The Surgeon. Professor Enoch Leng.
The sound of a footfall brought him to full alertness. There was a scraping noise, then a painfully bright rectangle of light appeared in the wall of darkness ahead. In the reflected light, Smithback could see he was in a small basement room with a cement floor, stone walls and an iron door. He felt a surge of hope, even gratitude.
A pair of moist lips appeared at the iron opening. They moved.
“Please do not discompose yourself,” came the voice. “All this will be over soon. Struggle is unnecessary.”
There was something almost familiar in that voice, and yet inexpressibly strange and terrible, like the whispered tones of nightmare.
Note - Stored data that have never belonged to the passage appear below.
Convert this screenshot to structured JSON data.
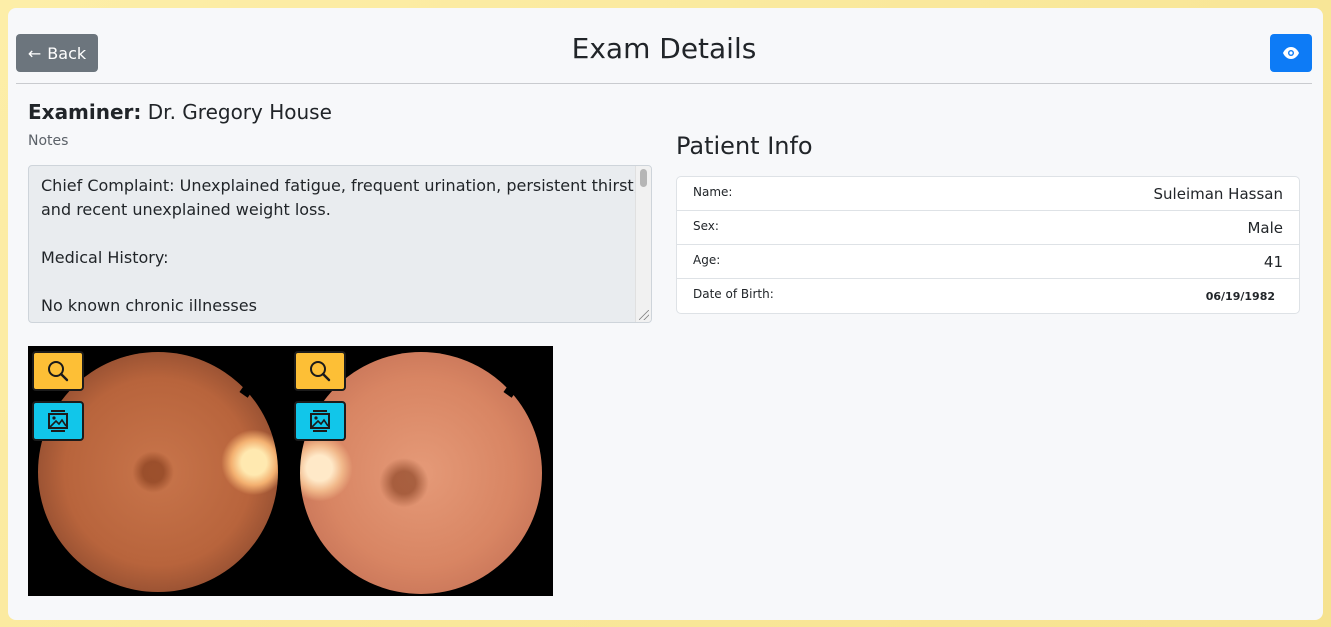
{
  "header": {
    "back_label": "Back",
    "back_arrow": "←",
    "title": "Exam Details",
    "view_icon": "eye-icon"
  },
  "examiner": {
    "label": "Examiner:",
    "name": "Dr. Gregory House"
  },
  "notes": {
    "label": "Notes",
    "text": "Chief Complaint: Unexplained fatigue, frequent urination, persistent thirst, and recent unexplained weight loss.\n\nMedical History:\n\nNo known chronic illnesses"
  },
  "images": [
    {
      "eye": "right",
      "tools": [
        "search-icon",
        "image-gallery-icon"
      ]
    },
    {
      "eye": "left",
      "tools": [
        "search-icon",
        "image-gallery-icon"
      ]
    }
  ],
  "patient": {
    "title": "Patient Info",
    "rows": [
      {
        "label": "Name:",
        "value": "Suleiman Hassan"
      },
      {
        "label": "Sex:",
        "value": "Male"
      },
      {
        "label": "Age:",
        "value": "41"
      },
      {
        "label": "Date of Birth:",
        "value": "06/19/1982"
      }
    ]
  },
  "colors": {
    "primary": "#0d7bf6",
    "secondary": "#6c757d",
    "zoom_button": "#fdbf36",
    "gallery_button": "#11c6ea"
  }
}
The slot slid shut, leaving Smithback in darkness once more.
All those Dreadful
Little Cuts
ONE
THE BIG ROLLS-ROYCE GLIDED ITS WAY ALONG THE ONE-LANE ROAD THAT crossed Little Governors Island. Fog lay thick in the marshes and hollows, obscuring the surrounding East River and the ramparts of Manhattan that lay beyond. The headlights slid past a row of ancient, long-dead chestnut trees, then striped their way across heavy wrought iron gates. As the car stopped, the lights came to rest on a bronze plaque: Mount Mercy Hospital for the Criminally Insane.
A security guard stepped out of a booth into the glare and approached the car. He was heavyset, tall, friendly looking. Pendergast lowered the rear window and the man leaned inside.
“Visiting hours are over,” he said.
Pendergast reached into his jacket, removed his shield wallet, opened it for the guard.
The man gave it a long look, and then nodded, as if it was all in a day’s work.
“And how may we help you, Special Agent Pendergast?”
“I’m here to see a patient.”
“And the name of the patient?”
“Pendergast. Miss Cornelia Delamere Pendergast.”
There was a short, uncomfortable silence.
“Is this official law enforcement business?” The security guard didn’t sound quite so friendly anymore.
“It is.”
“All right. I’ll call up to the big house. Dr. Ostrom is on duty tonight. You can park your car in the official slot to the left of the main door. They’ll be waiting for you in reception.”
Within a few minutes Pendergast was following the well-groomed, fastidious-looking Dr. Ostrom down a long, echoing corridor. Two guards walked in front, and two behind. Fancy wainscoting and decorative molding could still be glimpsed along the corridor, hidden beneath innumerable layers of institutional paint. A century before, in the days when consumption ravaged all classes of New York society, Mount Mercy Hospital had been a grand sanatorium, catering to the tubercular offspring of the rich. Now, thanks in part to its insular location, it had become a high-security facility for people who had committed heinous crimes but were found not guilty by reason of insanity.
“How is she?” Pendergast asked.
There was a slight hesitation in the doctor’s answer. “About the same,” he said.